The article, Many Faces: Addressing Diversity In Health Care by Campinha-Bacote examines diversity beyond minority health care and looks at culture and cultural competency. She states that nurses must go beyond just acknowledging differences, we must engage in what she refers to as the "process of becoming culturally competent." This article presents the Process of Cultural Competence in the Delivery of Healthcare Services Model as a model of cultural competence that includes the constructs of: cultural desire, cultural awareness, cultural knowledge, cultural skill, and cultural encounters. This model involves life-long learning, self-examination, skill and knowledge building, and building on similarities while acknowledging differences. The author concludes that although there are many faces to cultural diversity, there is only one voice and one goal, to provide quality health care services responsive to the specific cultural group.

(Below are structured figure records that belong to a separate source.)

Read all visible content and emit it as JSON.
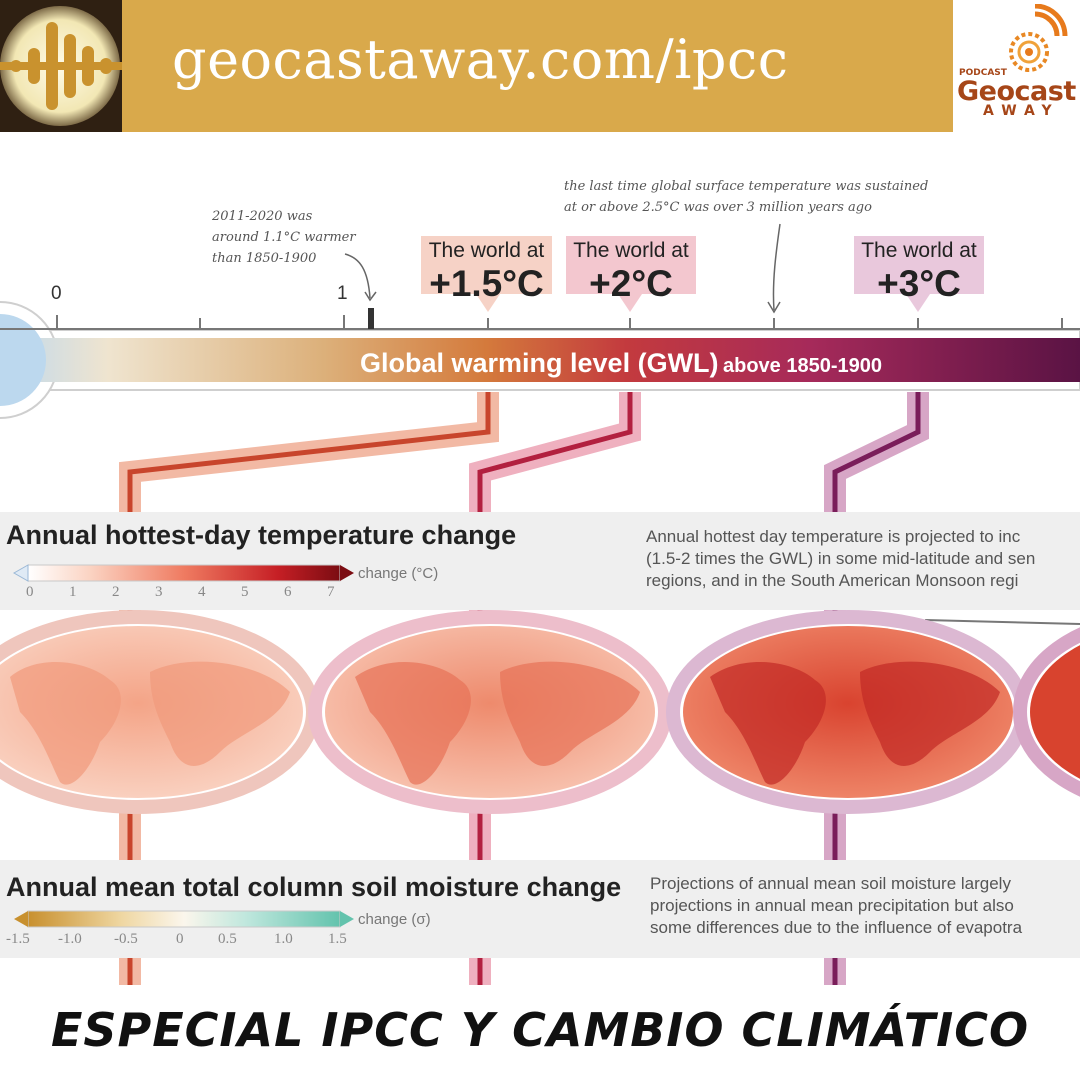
{
  "banner": {
    "url": "geocastaway.com/ipcc",
    "icon": "waveform-icon"
  },
  "logo": {
    "small": "PODCAST",
    "name": "Geocast",
    "sub": "AWAY",
    "icon": "ammonite-shell-icon"
  },
  "annotations": {
    "left": [
      "2011-2020 was",
      "around 1.1°C warmer",
      "than 1850-1900"
    ],
    "top": [
      "the last time global surface temperature was sustained",
      "at or above 2.5°C was over 3 million years ago"
    ]
  },
  "thermometer": {
    "ticks": [
      "0",
      "1"
    ],
    "label_main": "Global warming level (GWL)",
    "label_sub": "above 1850-1900"
  },
  "worlds": [
    {
      "line1": "The world at",
      "line2": "+1.5°C",
      "color": "#f6d2c6"
    },
    {
      "line1": "The world at",
      "line2": "+2°C",
      "color": "#f3c7cf"
    },
    {
      "line1": "The world at",
      "line2": "+3°C",
      "color": "#e9c8dc"
    }
  ],
  "temperature_panel": {
    "title": "Annual hottest-day temperature change",
    "unit": "change (°C)",
    "ticks": [
      "0",
      "1",
      "2",
      "3",
      "4",
      "5",
      "6",
      "7"
    ],
    "description": [
      "Annual hottest day temperature is projected to inc",
      "(1.5-2 times the GWL) in some mid-latitude and sen",
      "regions, and in the South American Monsoon regi"
    ]
  },
  "soil_panel": {
    "title": "Annual mean total column soil moisture change",
    "unit": "change (σ)",
    "ticks": [
      "-1.5",
      "-1.0",
      "-0.5",
      "0",
      "0.5",
      "1.0",
      "1.5"
    ],
    "description": [
      "Projections of annual mean soil moisture largely",
      "projections in annual mean precipitation but also",
      "some differences due to the influence of evapotra"
    ]
  },
  "footer": {
    "title": "ESPECIAL IPCC Y CAMBIO CLIMÁTICO"
  }
}
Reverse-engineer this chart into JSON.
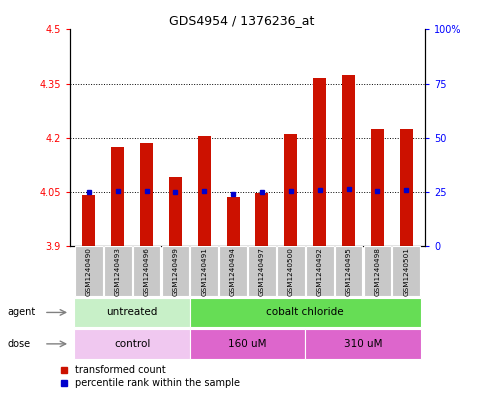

Race Consciousness and the Health of African Americans by Watts integrates the themes of the first two articles of the issue, providing culturally competent health care within the African-American culture. Watts introduces the idea that "race consciousness" must become an integral part of nursing provided to African-Americans. She provides an historical overview of oppression and inferiority toward this group in the United States. The contemporary racial injustice of the American health care system is then examined in terms of the lack of research on African-Americans, lack of preventative health care services, disparities in health care, provider-client issues, and epidemiological issues. Watts focuses on the need to assure culture competency in health care and discusses steps to attain competence and guidelines for beginning the process of incorporating race consciousness as a component of cultural competence.
The final article in this issue is entitled Interweaving Policy and Diversity by Milstead. This article examines the process of policy development as it connects with the concept of diversity. Policy development models are presented with particular focus on the United States political system. Milstead examines the American policy process through the four components of agenda setting, government response, implementation, and evaluation. The impact of policy on nursing and health care is highlighted, as are the values inherent in these policies. Nurses are cautioned to be aware of hidden health items on agendas that reflect values of political candidates. They are also encouraged to be active in the policy process at all stages, become aware of the interconnectedness of issues, and provide data to policy makers concerning diversity issues. Some issues examined in terms of the components of policy process include: racial concerns, human subject concerns, immigration, interstate practice, foreign nurse hiring, cultural competence, diversity in nurses, entry into practice, biological warfare, and nursing shortage.
We hope that you enjoy this issue of OJIN and submit manuscripts concerning the many areas of diversity in nursing that were not addressed in this issue.